It’s a long-running joke in my house that we’re not allowed to curse. And by curse, I mean anything as strong as an innocent “damn”. My sister and I are highly amused by my mother’s insistence upon this rule, and the fact that till date, with us at ages 16 and 20 respectively, everyone around the dinner table will gasp if even the mildest form of profanity escapes anyone’s lips. Of course, we find ways around it, my mother herself in particular. For instance, the time when someone was referred to as “a real A.H.”. It took us a while, but when a few days later she commented (talking about our cat), “look at her lifting her tail like that shamelessly; Apollo, we don’t want to see your A.H.,” the penny dropped.

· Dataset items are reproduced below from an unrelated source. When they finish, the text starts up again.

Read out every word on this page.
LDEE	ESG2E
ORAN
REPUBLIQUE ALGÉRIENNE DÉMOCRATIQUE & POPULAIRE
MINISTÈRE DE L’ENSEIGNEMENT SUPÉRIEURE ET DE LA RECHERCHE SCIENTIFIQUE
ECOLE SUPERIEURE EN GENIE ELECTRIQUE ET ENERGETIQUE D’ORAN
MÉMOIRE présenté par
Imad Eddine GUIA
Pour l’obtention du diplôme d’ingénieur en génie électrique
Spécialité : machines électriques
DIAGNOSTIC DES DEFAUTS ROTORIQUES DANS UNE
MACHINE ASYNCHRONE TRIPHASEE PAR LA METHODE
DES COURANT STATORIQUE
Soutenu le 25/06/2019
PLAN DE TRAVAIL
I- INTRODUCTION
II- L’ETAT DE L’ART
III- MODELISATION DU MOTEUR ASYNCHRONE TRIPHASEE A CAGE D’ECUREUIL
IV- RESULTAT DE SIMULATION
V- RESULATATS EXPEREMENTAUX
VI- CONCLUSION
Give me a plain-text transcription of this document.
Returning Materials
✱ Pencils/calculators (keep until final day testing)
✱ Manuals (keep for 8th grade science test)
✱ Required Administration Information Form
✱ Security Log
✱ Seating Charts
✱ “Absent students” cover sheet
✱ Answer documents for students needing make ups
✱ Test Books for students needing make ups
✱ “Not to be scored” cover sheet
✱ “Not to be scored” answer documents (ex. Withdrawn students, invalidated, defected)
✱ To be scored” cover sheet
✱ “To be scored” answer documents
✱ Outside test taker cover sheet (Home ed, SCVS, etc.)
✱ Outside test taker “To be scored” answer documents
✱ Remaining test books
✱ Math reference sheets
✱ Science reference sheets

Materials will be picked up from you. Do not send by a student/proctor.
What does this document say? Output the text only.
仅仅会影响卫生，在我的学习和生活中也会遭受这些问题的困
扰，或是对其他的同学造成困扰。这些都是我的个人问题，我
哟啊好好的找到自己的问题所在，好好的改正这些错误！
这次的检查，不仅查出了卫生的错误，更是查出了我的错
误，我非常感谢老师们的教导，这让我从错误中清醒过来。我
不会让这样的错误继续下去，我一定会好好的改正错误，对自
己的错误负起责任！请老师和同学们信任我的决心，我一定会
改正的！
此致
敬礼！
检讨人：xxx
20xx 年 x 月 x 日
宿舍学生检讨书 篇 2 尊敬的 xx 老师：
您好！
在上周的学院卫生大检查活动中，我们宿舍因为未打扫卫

Growing up, the lack of profanity always came most naturally to me, and it become something I inculcated into my identity to quite a strong extent. Thus, when all my friends went through the “saying bad words in hushed tones because it’s cool” phase in school, I merely watched from the sidelines, uncomfortably. When the novelty of the word wore off and it became something more naturally said by everyone, there was an unspoken rule that around me, everyone’s language was a little milder. And even today, at almost 21, anyone who knows me at all knows that I will not say certain words, not even if you beg me, and ideally not even if I’m reading them out of a book. It’s just a strong part of who I am.
The reason why I censor myself is quite simple to me – most swear words have a negative connotation, and I have no intention of spreading that. Further, as I mentioned above, it’s something that has become quintessentially me. I don’t even consider it censoring, because it is not like I think differently from how I speak. If there’s a word I will not say, chances are you won’t find me thinking it either. I simply don’t feel a need to use such words to express myself.
Naturally, like I’m sure anyone who doesn’t curse has experienced, I have had numerous conversations on the topic with people who think what I do is unnecessary. “It’s just a word” is the most common defence I’m offered, and I won’t deny the sentiment – but it can still remain ‘just a word’ that I do not wish to say. Of course, there is the whole other argument that by censoring ourselves we are giving otherwise meaningless words power. By this logic, if we were all to normalise the use of every other term, be it derogatory slurs, racist slang or simply crude language, we could effectively render those words entirely meaningless.
I like and appreciate this ideology, and I think it would be great if we could remove such taboos entirely. However, this is one thing I remain stubborn on, as I have heard words like the dreaded f-word used so often in anger and hatred, that I cannot change that image in my head. It’s the reason I don’t say it even if I’m pleaded with, although I can be convinced to say words of similar meaning in other languages if I’m merely saying them with no meaning, for the amusement of my friends. I can say some of these words only because they mean nothing to me, and I am not expressing anything by them.
There have apparently been studies that show that swearing makes people more honest, more intelligent, and more resistant to pain. While I’m not doubting the legitimacy of the studies, at a personal level, I entirely disagree (primarily with the honesty one). It has made me more accepting of people who do, though, as I can appreciate that just as it is a choice for me to express myself in one way, the opposite is their way of expressing themselves.
It paints a funny image in my head when I imagine growing up and having kids and watching them stumble through discovering expletives for the first time (at younger and younger ages, lately), while I myself remain unable to say the words that they are uttering. Unless, of course, my quirk gets passed on, and we remain one odd family of pure mouthed individuals in this otherwise profanity-filled world.